États-unis

Tuerie de Charleston: le suprémaciste Dylann Roof condamné à mort

L’auteur de la tuerie de l’église de Charleston en 2015 a assumé son acte pendant le procès

Dylann Roof, l’auteur de la tuerie de l’Emanuel African Methodist Episcopal Church de Charleston (Caroline du Sud), le 17 juin 2015, a été condamné mardi 10 janvier à la peine capitale. Impassible, le jeune homme de 22 ans a écouté l’énoncé du verdict sans avoir exprimé à aucun moment le moindre regret sur son crime raciste qui a coûté la vie à neuf paroissiens noirs.

Dylann Roof a tenu à assumer jusqu’au bout son acte. Il n’a invoqué aucune incapacité psychologique, qui aurait pu constituer des circonstances atténuantes. Il n’a fait appel à aucun témoin, qui aurait pu prendre sa défense. Il n’a présenté aucun élément susceptible de plaider sa cause. Enfermé dans son délire, il a même fini par assurer seul sa défense, préférant se passer des services des avocats qui lui avaient été assignés.

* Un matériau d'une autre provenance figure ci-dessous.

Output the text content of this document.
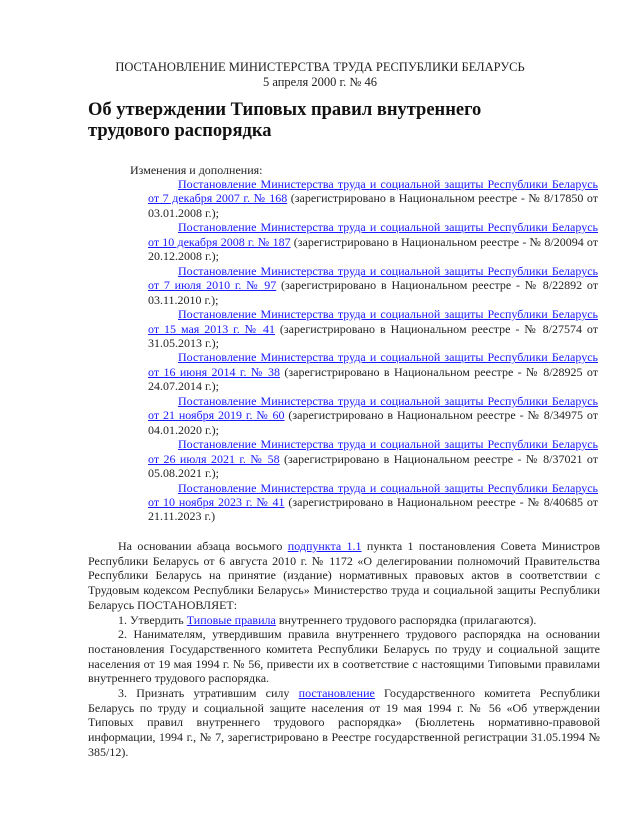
ПОСТАНОВЛЕНИЕ МИНИСТЕРСТВА ТРУДА РЕСПУБЛИКИ БЕЛАРУСЬ
5 апреля 2000 г. № 46
Об утверждении Типовых правил внутреннего трудового распорядка
Изменения и дополнения:

Постановление Министерства труда и социальной защиты Республики Беларусь от 7 декабря 2007 г. № 168 (зарегистрировано в Национальном реестре - № 8/17850 от 03.01.2008 г.);

Постановление Министерства труда и социальной защиты Республики Беларусь от 10 декабря 2008 г. № 187 (зарегистрировано в Национальном реестре - № 8/20094 от 20.12.2008 г.);

Постановление Министерства труда и социальной защиты Республики Беларусь от 7 июля 2010 г. № 97 (зарегистрировано в Национальном реестре - № 8/22892 от 03.11.2010 г.);

Постановление Министерства труда и социальной защиты Республики Беларусь от 15 мая 2013 г. № 41 (зарегистрировано в Национальном реестре - № 8/27574 от 31.05.2013 г.);

Постановление Министерства труда и социальной защиты Республики Беларусь от 16 июня 2014 г. № 38 (зарегистрировано в Национальном реестре - № 8/28925 от 24.07.2014 г.);

Постановление Министерства труда и социальной защиты Республики Беларусь от 21 ноября 2019 г. № 60 (зарегистрировано в Национальном реестре - № 8/34975 от 04.01.2020 г.);

Постановление Министерства труда и социальной защиты Республики Беларусь от 26 июля 2021 г. № 58 (зарегистрировано в Национальном реестре - № 8/37021 от 05.08.2021 г.);

Постановление Министерства труда и социальной защиты Республики Беларусь от 10 ноября 2023 г. № 41 (зарегистрировано в Национальном реестре - № 8/40685 от 21.11.2023 г.)

На основании абзаца восьмого подпункта 1.1 пункта 1 постановления Совета Министров Республики Беларусь от 6 августа 2010 г. № 1172 «О делегировании полномочий Правительства Республики Беларусь на принятие (издание) нормативных правовых актов в соответствии с Трудовым кодексом Республики Беларусь» Министерство труда и социальной защиты Республики Беларусь ПОСТАНОВЛЯЕТ:

1. Утвердить Типовые правила внутреннего трудового распорядка (прилагаются).

2. Нанимателям, утвердившим правила внутреннего трудового распорядка на основании постановления Государственного комитета Республики Беларусь по труду и социальной защите населения от 19 мая 1994 г. № 56, привести их в соответствие с настоящими Типовыми правилами внутреннего трудового распорядка.

3. Признать утратившим силу постановление Государственного комитета Республики Беларусь по труду и социальной защите населения от 19 мая 1994 г. № 56 «Об утверждении Типовых правил внутреннего трудового распорядка» (Бюллетень нормативно-правовой информации, 1994 г., № 7, зарегистрировано в Реестре государственной регистрации 31.05.1994 № 385/12).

«Une guerre entre les races»

Quelques heures après son arrestation, le 18 juin 2015, le jeune homme avait déclaré aux policiers qu’il voulait par son geste déclencher «une guerre entre les races». La veille, il était rentré dans l’église avec un calme glaçant, prétextant participer à une séance d’étude de la Bible, avant d’ouvrir le feu sur les fidèles réunis. «Je dois le faire. Vous violez nos femmes et vous vous emparez de notre pays. Vous devez partir», avait-il lancé en rechargeant son calibre 45. Le meurtrier a ainsi tiré au total 70 coups de feu. La plus âgée des victimes, Susie Jackson, 87 ans, avait reçu à elle seule plus de dix balles.

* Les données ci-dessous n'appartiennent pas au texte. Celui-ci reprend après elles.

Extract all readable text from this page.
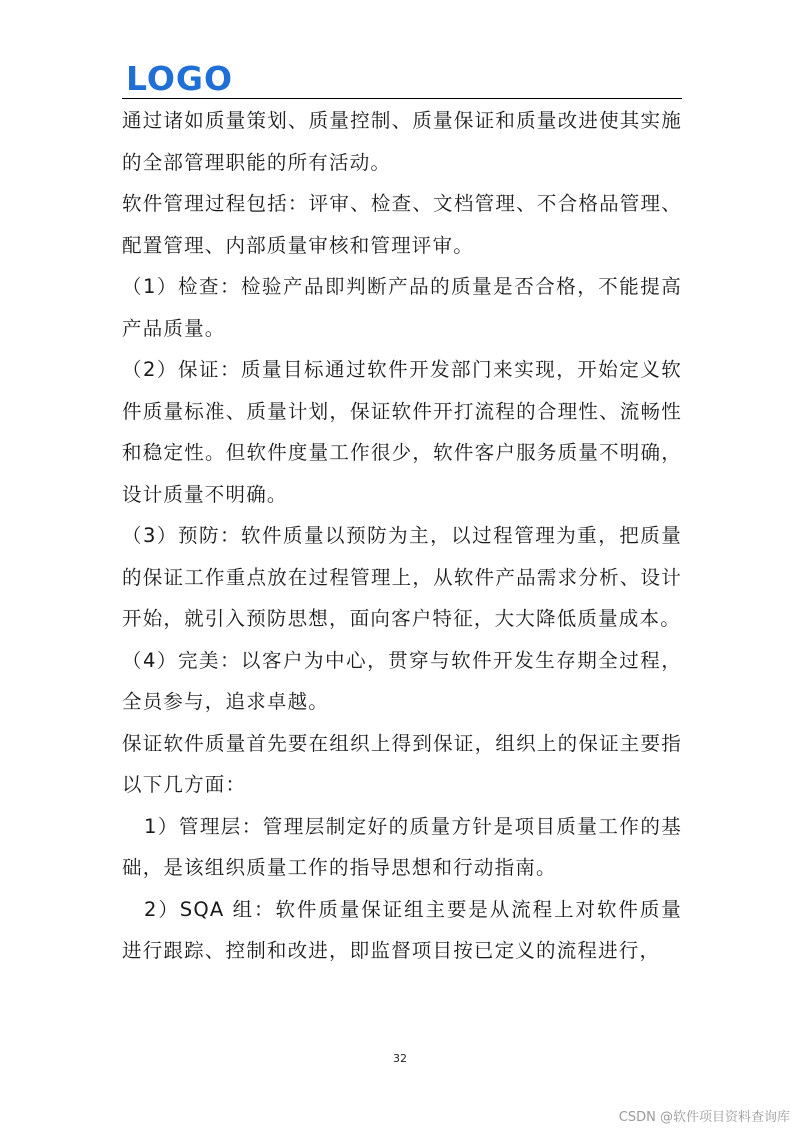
LOGO

通过诸如质量策划、质量控制、质量保证和质量改进使其实施的全部管理职能的所有活动。

软件管理过程包括：评审、检查、文档管理、不合格品管理、配置管理、内部质量审核和管理评审。

（1）检查：检验产品即判断产品的质量是否合格，不能提高产品质量。

（2）保证：质量目标通过软件开发部门来实现，开始定义软件质量标准、质量计划，保证软件开打流程的合理性、流畅性和稳定性。但软件度量工作很少，软件客户服务质量不明确，设计质量不明确。

（3）预防：软件质量以预防为主，以过程管理为重，把质量的保证工作重点放在过程管理上，从软件产品需求分析、设计开始，就引入预防思想，面向客户特征，大大降低质量成本。

（4）完美：以客户为中心，贯穿与软件开发生存期全过程，全员参与，追求卓越。

保证软件质量首先要在组织上得到保证，组织上的保证主要指以下几方面：

1）管理层：管理层制定好的质量方针是项目质量工作的基础，是该组织质量工作的指导思想和行动指南。

2）SQA 组：软件质量保证组主要是从流程上对软件质量进行跟踪、控制和改进，即监督项目按已定义的流程进行，

32
CSDN @软件项目资料查询库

Imprégné d’idéologie suprémaciste, considérant les Noirs comme des êtres inférieurs, Dylann Roof n’avait pas frappé au hasard, choisissant un lieu de culte, qui, depuis près de deux cents ans, est l’un des lieux symboliques de la lutte contre l’esclavage et la discrimination raciale.

«J’ai pitié de moi-même»

Accusé de 33 chefs d’inculpation, dont 18 passibles de la peine de mort, le meurtrier avait été déclaré coupable en décembre 2016. Une évidence, après avoir écouté les élucubrations du jeune homme. Le jury s’est prononcé à partir de l’enregistrement de ses aveux devant le FBI, mais aussi des extraits du journal qu’il tenait et qui a été retrouvé dans sa voiture lors de son arrestation. La seule empathie dont il a fait preuve, c’est vis-à-vis de lui-même, dans des confessions qu’il a rédigées sept semaines après son arrestation. «J’ai pitié de moi-même. […] J’ai pitié d’avoir eu à donner ma vie à cause d’une situation qui n’aurait jamais dû exister.» En revanche, il affirme qu’il n’a pas «versé une seule larme pour les innocents qu'[il a] tués».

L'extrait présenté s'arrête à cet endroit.